Australia is peculiar in that it loves home-grown music right now, but ignores its past. Maybe it’s cultural cringe but we’ll take a reissue of an obscure Chicago deep funk private press over anything that grew here. Allow me to elaborate.
Geoff Krozier creates some of the strangest music you will ever hear. It’s shamanistic outsider spoken word with a broad Australian accent merged post prog synth jams. This ‘high priest of exorcism-rock’ was also 1980’s Sydney magician of the year. Yet Geoff Krozier & The Generator’s Tranceformer will be released in November on UK’s Finders Keepers.
Alan Lee is a vibraphonist who was active from the 1950’s until the early 80’s. He ran the gamut of musical styles, from model to jazz funk fusion to soul jazz, even chamber classical. His music was extraordinarily lyrical and he helmed his own ensembles, even releasing a concept album to The Hobbit, with fellow vibraphonist John Sangster. A compilation, An Australian Jazz Anthology was released this month on UK’s Jazzman label.
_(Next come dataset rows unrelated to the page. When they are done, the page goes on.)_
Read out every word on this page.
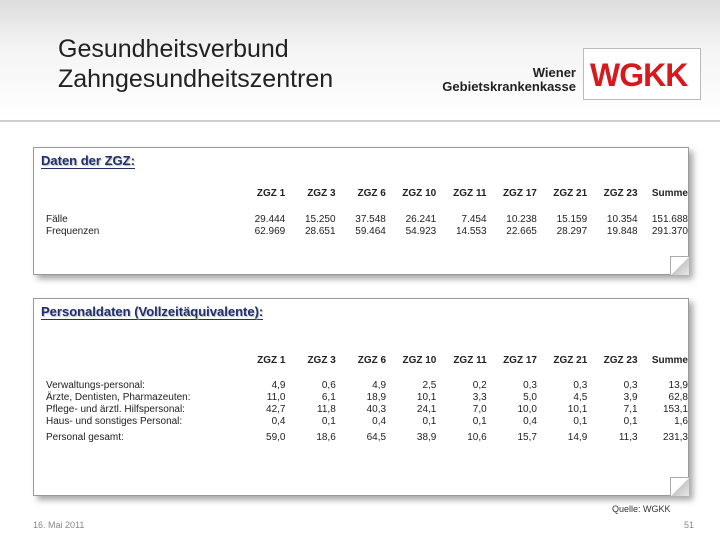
Gesundheitsverbund
Zahngesundheitszentren	Wiener
Gebietskrankenkasse WGKK
Daten der ZGZ:
	ZGZ 1	ZGZ 3	ZGZ 6	ZGZ 10	ZGZ 11	ZGZ 17	ZGZ 21	ZGZ 23	Summe

Fälle	29.444	15.250	37.548	26.241	7.454	10.238	15.159	10.354	151.688
Frequenzen	62.969	28.651	59.464	54.923	14.553	22.665	28.297	19.848	291.370
Personaldaten (Vollzeitäquivalente):
	ZGZ 1	ZGZ 3	ZGZ 6	ZGZ 10	ZGZ 11	ZGZ 17	ZGZ 21	ZGZ 23	Summe

Verwaltungs-personal:	4,9	0,6	4,9	2,5	0,2	0,3	0,3	0,3	13,9
Ärzte, Dentisten, Pharmazeuten:	11,0	6,1	18,9	10,1	3,3	5,0	4,5	3,9	62,8
Pflege- und ärztl. Hilfspersonal:	42,7	11,8	40,3	24,1	7,0	10,0	10,1	7,1	153,1
Haus- und sonstiges Personal:	0,4	0,1	0,4	0,1	0,1	0,4	0,1	0,1	1,6

Personal gesamt:	59,0	18,6	64,5	38,9	10,6	15,7	14,9	11,3	231,3
Quelle: WGKK
16. Mai 2011	51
Then there’s Australian singer Howard Eynon who will be reissuing So What If I’m Standing In Apricot Jam on UK’s Earth Recordings some 40 years later. Eynon was an actor, who had small parts in The Man From Snowy River and Mad Max. Yet it’s his wacky psychedelic freak folk from his 1974 private press LP that continues to astound. None of these iconic records can find a release at home. I guess we should be grateful that our colonial masters find value in our cultural heritage.